Friday, November 28, 2003

big d

Texans have opinions about their cities. I favor living in Austin. San Antonio has its own uniqueness. I cannot deny the cultural pleasures found inside the loop Houston or in Fort Worth.

Dallas is itself easy to poke fun at, so proud and anxious at the same time. I always find myself amazed at its shopping culture, its vast displays of stuff that one can buy, a mercantile capital where some have enough imagination to offer all this stuff, and and so many others have the money to buy it.

This is a place where people don't buy old houses but thirst for the new. It has been, for some time, a place of asymmetrical hip roofs that swallow the brick houses upon which they sit, thousands of them, multiplying each day, spreading out across the prairie, each varied only slightly, but presented as the latest and best version of how one should live.

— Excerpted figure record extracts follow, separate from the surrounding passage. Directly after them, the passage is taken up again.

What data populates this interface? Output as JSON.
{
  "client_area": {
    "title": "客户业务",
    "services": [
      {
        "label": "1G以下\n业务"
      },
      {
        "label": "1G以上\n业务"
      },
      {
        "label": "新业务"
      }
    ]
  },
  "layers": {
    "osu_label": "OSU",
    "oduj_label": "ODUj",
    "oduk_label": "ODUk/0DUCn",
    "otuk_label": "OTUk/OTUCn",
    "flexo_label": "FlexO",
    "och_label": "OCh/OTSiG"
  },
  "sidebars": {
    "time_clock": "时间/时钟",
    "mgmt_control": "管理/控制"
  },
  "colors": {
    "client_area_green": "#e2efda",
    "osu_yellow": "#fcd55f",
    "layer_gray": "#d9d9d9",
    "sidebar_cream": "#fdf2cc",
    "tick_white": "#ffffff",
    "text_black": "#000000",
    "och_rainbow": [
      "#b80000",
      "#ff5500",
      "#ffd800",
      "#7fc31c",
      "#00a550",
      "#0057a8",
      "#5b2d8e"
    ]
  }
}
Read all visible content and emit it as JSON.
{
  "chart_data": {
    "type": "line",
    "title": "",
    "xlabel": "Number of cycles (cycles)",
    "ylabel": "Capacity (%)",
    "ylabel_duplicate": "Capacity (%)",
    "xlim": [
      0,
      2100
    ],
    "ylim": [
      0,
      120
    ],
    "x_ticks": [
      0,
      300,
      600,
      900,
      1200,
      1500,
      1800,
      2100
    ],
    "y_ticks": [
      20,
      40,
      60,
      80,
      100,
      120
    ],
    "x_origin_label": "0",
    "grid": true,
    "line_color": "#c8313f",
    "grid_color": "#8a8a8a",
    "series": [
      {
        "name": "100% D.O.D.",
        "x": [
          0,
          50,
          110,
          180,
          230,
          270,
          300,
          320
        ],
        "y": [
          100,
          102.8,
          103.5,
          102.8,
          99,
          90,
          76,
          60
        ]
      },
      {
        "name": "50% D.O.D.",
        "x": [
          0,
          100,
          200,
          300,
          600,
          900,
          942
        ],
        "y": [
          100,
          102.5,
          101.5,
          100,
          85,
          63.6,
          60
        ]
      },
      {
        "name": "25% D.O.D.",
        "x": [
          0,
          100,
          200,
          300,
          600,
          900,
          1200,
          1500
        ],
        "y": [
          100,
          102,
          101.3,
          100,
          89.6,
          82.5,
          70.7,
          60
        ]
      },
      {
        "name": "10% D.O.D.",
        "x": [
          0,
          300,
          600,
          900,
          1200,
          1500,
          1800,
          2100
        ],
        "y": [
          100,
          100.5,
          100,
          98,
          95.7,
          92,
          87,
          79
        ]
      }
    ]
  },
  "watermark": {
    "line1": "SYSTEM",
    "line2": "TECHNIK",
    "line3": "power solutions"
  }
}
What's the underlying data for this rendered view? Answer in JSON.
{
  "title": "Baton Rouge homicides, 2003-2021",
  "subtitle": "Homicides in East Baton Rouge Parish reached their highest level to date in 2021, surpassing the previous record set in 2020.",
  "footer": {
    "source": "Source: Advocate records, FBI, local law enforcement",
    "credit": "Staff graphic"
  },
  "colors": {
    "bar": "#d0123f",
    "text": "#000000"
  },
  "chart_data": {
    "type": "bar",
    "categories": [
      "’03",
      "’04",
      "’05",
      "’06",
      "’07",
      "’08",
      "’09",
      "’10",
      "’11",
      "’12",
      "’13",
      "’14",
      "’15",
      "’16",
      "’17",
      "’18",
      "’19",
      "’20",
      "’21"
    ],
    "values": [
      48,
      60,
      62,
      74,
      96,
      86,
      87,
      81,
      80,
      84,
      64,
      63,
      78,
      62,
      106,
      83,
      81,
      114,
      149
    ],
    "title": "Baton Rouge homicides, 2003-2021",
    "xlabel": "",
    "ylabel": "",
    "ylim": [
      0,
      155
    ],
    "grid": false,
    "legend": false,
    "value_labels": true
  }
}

This Dallas is creeping closer to Oklahoma, and I wonder if all the effort and motion that it takes to create this more than a city but much less than city is now so ingrained, that people just do it (build the houses, market them, buy them, move up quickly to better ones) much the way worker ants create intricate, interconnected work, without question.

But driving along some of its freeways, past the outlets and chain stores, I get a little dizzy and have to remind myself that I am there, not any other American city that exactly replicates these stores along similar roads.